Sporulation de Hyaloperonospora parasitica (Mildiou) dans une feuille d'Arabidopsis thaliana observée au microscope optique. La coloration au bleu de trypan donne une couleur bleu foncé au cytoplasme de H. parasitica. La structure arbusculaire qui porte les conidiospores s'appelle un conidiophore. C'est la dernière étape du cycle court de H. parasitica.

On appelle « sporulation » la formation et la libération de spores, qui se trouvent dans les sporanges, ainsi que la reproduction par spores.
Ce terme est plutôt réservé à la production des spores végétatives ou conidies.

Les spores sont peu sujettes à la prédation animale (moins que les semences a priori), car ne contenant presque pas de réserves alimentaires.
Une fois émises, elles sont cependant plus sujettes à la « prédation » fongique et bactérienne. Leur principal avantage semble être que, de toutes les formes de la descendance, les spores exigent le moins d'énergie et de matières pour être produites.

Les phases de la sporulation[modifier | modifier le code]

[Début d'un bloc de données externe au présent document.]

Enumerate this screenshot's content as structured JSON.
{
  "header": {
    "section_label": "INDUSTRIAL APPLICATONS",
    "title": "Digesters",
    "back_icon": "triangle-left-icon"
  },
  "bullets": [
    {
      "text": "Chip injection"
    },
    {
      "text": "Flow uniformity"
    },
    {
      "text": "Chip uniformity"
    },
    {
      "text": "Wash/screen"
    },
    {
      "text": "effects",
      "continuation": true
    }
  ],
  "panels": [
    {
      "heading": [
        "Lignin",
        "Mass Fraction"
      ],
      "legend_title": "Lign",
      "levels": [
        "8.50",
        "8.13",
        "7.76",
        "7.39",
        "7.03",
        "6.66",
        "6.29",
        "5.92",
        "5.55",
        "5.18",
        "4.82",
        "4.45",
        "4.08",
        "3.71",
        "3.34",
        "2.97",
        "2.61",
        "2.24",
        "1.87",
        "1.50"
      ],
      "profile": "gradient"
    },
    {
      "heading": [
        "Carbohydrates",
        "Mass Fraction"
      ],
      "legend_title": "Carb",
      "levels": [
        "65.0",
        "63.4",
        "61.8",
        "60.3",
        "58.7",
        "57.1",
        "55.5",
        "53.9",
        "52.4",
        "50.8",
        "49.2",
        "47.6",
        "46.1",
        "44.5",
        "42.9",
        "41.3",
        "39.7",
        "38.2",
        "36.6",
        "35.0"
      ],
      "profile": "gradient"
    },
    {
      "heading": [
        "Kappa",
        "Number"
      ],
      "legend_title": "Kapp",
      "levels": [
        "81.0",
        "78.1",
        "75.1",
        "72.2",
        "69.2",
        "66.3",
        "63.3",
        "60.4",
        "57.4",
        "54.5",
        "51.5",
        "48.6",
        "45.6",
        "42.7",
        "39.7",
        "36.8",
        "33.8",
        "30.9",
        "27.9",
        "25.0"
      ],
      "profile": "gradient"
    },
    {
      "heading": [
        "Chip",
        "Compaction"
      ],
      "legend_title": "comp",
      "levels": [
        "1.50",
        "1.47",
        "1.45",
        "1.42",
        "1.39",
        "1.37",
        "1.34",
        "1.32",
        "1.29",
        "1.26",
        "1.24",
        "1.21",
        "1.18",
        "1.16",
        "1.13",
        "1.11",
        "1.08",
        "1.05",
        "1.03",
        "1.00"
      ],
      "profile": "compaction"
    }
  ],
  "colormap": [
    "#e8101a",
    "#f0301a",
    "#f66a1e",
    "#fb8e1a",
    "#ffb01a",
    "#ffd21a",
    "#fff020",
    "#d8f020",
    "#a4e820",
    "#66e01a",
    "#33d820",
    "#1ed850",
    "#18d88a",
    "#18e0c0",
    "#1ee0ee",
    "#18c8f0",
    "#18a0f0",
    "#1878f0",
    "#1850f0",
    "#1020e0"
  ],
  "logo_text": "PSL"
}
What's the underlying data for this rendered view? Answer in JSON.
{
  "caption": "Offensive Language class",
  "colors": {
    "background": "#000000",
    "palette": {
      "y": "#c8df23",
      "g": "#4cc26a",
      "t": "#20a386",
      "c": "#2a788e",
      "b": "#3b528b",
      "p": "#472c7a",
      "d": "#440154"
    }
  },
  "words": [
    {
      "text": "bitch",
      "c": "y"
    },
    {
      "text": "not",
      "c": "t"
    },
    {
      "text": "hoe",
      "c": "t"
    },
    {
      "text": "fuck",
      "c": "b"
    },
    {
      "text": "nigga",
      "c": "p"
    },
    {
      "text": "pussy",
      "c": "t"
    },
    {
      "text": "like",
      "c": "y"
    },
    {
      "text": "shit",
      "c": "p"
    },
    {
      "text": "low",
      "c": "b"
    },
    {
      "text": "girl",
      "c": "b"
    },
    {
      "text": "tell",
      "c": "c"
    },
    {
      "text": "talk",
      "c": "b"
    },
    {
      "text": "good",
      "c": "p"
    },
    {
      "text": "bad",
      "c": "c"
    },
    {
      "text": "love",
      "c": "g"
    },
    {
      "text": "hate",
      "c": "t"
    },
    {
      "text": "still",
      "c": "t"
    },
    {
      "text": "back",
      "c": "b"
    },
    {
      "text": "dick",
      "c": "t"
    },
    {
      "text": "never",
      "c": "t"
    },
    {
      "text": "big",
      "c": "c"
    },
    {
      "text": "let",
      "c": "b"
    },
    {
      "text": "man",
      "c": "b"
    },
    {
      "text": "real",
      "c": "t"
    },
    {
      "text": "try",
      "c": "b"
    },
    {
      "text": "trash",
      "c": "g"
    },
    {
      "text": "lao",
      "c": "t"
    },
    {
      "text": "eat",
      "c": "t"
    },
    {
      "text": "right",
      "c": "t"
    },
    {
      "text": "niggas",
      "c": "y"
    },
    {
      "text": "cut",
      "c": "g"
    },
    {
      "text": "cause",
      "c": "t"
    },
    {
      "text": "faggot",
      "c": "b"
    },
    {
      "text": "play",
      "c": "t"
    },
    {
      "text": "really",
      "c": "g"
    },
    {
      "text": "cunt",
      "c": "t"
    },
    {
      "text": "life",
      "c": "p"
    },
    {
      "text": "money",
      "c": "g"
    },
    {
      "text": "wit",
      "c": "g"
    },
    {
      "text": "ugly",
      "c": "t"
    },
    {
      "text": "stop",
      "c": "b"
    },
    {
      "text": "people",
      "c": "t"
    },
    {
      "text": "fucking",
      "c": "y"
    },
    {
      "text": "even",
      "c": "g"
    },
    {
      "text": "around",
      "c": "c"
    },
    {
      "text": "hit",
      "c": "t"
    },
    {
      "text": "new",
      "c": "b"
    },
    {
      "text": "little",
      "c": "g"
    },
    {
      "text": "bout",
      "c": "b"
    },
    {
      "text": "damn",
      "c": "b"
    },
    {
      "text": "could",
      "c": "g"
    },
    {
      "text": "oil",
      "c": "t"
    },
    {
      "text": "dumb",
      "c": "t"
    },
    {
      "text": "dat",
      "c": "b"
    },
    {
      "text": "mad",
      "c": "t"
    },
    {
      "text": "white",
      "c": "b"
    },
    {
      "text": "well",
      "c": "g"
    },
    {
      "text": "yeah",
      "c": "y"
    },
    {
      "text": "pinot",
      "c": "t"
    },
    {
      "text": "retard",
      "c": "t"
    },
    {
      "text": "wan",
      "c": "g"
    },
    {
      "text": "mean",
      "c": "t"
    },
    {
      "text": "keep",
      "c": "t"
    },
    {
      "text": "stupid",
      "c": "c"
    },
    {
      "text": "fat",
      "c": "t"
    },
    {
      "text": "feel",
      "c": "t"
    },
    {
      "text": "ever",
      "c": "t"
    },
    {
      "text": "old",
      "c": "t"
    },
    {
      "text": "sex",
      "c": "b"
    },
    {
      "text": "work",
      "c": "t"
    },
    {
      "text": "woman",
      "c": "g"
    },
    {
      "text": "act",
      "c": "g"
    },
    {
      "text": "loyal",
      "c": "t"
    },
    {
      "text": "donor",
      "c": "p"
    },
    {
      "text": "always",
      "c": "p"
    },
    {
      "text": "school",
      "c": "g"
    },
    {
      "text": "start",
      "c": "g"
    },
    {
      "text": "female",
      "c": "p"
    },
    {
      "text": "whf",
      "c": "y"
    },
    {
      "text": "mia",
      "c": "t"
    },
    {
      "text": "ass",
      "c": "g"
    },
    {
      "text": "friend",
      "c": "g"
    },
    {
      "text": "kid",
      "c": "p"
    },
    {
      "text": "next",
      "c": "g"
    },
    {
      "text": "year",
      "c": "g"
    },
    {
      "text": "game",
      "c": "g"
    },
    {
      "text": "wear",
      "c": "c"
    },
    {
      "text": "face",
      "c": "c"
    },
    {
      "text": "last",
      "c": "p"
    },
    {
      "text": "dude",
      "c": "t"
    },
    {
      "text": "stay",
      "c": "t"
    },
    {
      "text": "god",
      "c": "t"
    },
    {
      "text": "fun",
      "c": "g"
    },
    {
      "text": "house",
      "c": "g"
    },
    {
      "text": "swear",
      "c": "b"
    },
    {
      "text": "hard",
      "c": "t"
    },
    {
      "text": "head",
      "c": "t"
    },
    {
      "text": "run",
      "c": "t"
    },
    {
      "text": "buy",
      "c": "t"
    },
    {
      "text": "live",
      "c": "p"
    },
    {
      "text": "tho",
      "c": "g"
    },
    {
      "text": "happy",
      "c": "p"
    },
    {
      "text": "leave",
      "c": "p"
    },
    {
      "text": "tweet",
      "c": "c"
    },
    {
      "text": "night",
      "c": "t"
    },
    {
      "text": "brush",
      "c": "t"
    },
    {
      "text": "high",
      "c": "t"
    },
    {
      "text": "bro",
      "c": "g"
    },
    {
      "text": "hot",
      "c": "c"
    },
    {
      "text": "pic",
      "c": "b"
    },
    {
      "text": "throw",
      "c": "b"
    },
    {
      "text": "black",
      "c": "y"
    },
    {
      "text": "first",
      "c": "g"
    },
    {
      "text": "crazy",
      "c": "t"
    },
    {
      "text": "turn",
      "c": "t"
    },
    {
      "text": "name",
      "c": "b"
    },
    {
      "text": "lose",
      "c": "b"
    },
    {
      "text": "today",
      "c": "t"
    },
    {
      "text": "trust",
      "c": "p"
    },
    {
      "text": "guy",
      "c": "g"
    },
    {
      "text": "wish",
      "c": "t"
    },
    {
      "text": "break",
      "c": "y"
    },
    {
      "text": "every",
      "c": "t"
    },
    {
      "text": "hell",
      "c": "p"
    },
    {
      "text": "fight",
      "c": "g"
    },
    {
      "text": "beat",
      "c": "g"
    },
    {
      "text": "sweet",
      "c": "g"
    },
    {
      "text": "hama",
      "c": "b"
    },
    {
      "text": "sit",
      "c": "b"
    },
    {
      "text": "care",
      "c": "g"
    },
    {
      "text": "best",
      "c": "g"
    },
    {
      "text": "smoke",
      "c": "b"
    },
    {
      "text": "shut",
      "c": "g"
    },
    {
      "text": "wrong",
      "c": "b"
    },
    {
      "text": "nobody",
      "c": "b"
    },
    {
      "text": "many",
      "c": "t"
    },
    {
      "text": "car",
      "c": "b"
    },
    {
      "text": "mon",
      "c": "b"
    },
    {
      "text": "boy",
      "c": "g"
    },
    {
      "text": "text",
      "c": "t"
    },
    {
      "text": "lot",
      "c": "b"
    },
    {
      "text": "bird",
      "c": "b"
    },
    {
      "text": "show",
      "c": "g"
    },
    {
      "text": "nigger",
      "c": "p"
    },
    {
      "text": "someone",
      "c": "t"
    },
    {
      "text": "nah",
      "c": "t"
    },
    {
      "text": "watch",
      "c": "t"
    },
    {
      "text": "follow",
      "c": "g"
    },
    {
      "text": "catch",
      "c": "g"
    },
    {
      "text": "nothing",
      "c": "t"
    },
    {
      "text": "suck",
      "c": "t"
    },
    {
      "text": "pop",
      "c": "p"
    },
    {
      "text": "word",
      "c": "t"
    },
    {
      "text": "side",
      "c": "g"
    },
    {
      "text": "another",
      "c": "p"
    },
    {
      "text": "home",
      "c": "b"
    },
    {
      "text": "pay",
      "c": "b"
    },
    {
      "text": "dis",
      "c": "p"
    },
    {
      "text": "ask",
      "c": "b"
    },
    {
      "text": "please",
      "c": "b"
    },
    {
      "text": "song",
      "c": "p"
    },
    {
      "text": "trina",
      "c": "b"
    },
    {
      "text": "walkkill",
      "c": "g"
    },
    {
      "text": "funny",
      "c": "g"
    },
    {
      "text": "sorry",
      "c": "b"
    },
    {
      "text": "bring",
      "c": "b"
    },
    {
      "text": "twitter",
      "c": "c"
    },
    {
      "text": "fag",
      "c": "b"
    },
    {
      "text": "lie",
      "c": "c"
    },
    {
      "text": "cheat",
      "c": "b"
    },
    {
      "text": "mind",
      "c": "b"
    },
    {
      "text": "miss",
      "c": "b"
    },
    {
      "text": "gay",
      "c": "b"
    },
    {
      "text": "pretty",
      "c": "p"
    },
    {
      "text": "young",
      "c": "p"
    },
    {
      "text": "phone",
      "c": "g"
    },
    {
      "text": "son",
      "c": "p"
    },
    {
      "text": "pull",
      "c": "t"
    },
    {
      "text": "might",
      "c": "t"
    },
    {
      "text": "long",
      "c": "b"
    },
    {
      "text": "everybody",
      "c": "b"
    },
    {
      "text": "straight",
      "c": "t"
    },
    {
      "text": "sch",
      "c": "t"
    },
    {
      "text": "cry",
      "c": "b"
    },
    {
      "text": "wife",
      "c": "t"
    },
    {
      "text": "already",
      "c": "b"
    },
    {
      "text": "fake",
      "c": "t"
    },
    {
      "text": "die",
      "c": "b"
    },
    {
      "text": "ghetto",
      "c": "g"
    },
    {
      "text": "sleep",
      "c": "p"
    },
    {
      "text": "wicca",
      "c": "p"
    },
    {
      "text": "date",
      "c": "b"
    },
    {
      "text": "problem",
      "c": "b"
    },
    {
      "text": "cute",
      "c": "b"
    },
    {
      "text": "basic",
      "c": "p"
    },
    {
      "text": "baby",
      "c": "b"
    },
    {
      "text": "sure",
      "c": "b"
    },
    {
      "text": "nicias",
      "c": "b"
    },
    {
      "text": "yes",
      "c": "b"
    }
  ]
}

La sporulation comprend généralement 7 phases :

  1. la condensation de la masse nucléaire ;
  2. la formation du septum par 'invagination de la paroi qui isole le matériel génétique ;
  3. la formation de la « préspore » par condensation du cytoplasme ;
  4. l'addition d'un cortex (de nature polysaccharidique) ;
  5. l'addition des tuniques sporales de nature glycoprotéiques ;
  6. la maturation de la spore qui précède l'éjection de la spore
  7. formation et dispersion dans l'air le plus souvent chez les champignons en formant un bioaérosol, mais les spores de certaines espèces peuvent aussi être transportés par l'eau, par des insectes et d'autres invertébrés, ou par le pelage ou les plumes d'un animal qui se serait frotté au champignon ou aurait marché sur une vesce par exemple.

Chez les champignons[modifier | modifier le code]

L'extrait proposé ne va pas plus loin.